In seiner Zeit als Geschäftsführer habe sich der Umsatz des Verlags
verdreifacht, erzählt Bong. Ein Indiz dafür, dass in den großen Verlagen
nur noch die Profite zählen und mehr und mehr die Marketingabteilungen und
nicht die Lektorate entscheiden? "Das ist schlicht und einfach unwahr",
sagt er. Eine Mischkalkulation habe es in jedem literarischen Verlag schon
immer gegeben, "aber welches Buch bei uns verlegt wird, entscheidet das
Lektorat vollkommen autonom". Erst die Mischkalkulation ermögliche es, auch
Bücher zu veröffentlichen, die sich schlechter verkaufen: "Nur Bestseller
erlauben es noch, sich dem System Bestseller zu entwinden."
Der S. Fischer Verlag habe sich stets an die Prinzipien "Mut, Enthusiasmus,
Entschlossenheit und Werktreue" gehalten. Für ihn geht es darum, diese
Tugenden in modernisierter Form auf das Wirtschaftsunternehmen zu
übertragen, das die Verlagsgruppe auch ist. Der Satz von Siegfried Unseld,
man verlege keine Bücher, sondern Autoren, besitzt für Bong weiterhin
Gültigkeit: "Es geht um Werk- und Wirkungszusammenhänge, nicht um den
kurzfristigen Erfolg." Und Monika Schoeller sei die Garantin dafür, dass
für den S. Fischer Verlag dieses Leitbild auch dann gelte, wenn ein Titel
eines Hausautors möglicherweise einmal nicht ökonomisch erfolgreich ist.
Das literarische Buch, schrieb Adam Smith Ende des 18. Jahrhunderts, sei
"ein seltsames Ding". Verlegen und Vermittlung von Literatur, Handel,
Verkauf und Erfolg seien irrational wie die Sache selbst, die Literatur.
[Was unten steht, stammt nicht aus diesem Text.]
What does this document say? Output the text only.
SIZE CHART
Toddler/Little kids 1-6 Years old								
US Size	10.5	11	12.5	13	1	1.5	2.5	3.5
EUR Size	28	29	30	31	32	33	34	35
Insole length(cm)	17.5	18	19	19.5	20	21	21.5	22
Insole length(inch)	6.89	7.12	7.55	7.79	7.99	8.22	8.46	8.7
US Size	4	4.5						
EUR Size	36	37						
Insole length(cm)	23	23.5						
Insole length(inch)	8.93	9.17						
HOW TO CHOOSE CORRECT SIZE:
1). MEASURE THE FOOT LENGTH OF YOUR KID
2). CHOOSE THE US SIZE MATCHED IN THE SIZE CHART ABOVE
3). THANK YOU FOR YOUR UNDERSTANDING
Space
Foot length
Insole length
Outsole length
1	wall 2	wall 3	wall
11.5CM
Bong glaubt, dass diese Erkenntnis noch immer gültig ist - trotz der
Umwälzungen, die die Branche allen voran in der Distribution und in anderen
Bereichen in den vergangenen Jahren erlebt habe. Bestseller seien nicht
berechenbar und nicht planbar. So hätte niemand im Verlag zuvor geglaubt,
dass ein Buch wie das der Literaturwissenschaftlerin Silvia Bovenschen
einmal ein Verkaufshit werden würde, und plötzlich stand "Älter werden" auf
der Bestsellerliste. "Für jeden literarischen Titel definiert sich der
Markt erst durch das Buch selbst; in dem Moment, in dem es erscheint".
Eines jedoch dürfe jemand, der sich mit dem Büchermachen beschäftige,
niemals haben: Angst, erst recht keine vor dem eigenen Urteil. Denn durch
die Zeiten hindurch, trotz Digitalisierung und Internet, Marktrevolution
und Bestsellerwahn, sei ein Büchermacher stets auf die gleiche Situation
zurückgeworfen: "Du, ein Text und deine Urteilskraft". Ein altmodischer
Mann, dieser Jörg Bong. Der Erfolg scheint ihm Recht zu geben. (CHRISTOPH
SCHRÖDER)
Alexander Fest
Als der Holtzbrinck-Konzern im Jahr 2002 Alexander Fest mit der Führung des
ins Trudeln geratenen Rowohlt-Verlags beauftragte, versprach das eine
interessante Story zu werden. Fest, Jahrgang 1960 und studierter
Altphilologe, war zuvor als Lektor bei dtv und Siedler tätig und hat später
seinen eigenen kleinen Verlag gegründet.
Schnell wurde der Alexander Fest Verlag zur intellektuellen Keimzelle einer
"Generation Berlin" ernannt, die der in Ehren ergrauten Suhrkamp-Kultur arg
zuzusetzen schien. Dafür sorgten Autoren wie etwa Max Goldt, Georg Klein,
Eckart Henscheid für ein starkes Profil. Und dennoch gab Fest für den
großen Rowohlt-Verlag sein erfolgreiches Projekt auf.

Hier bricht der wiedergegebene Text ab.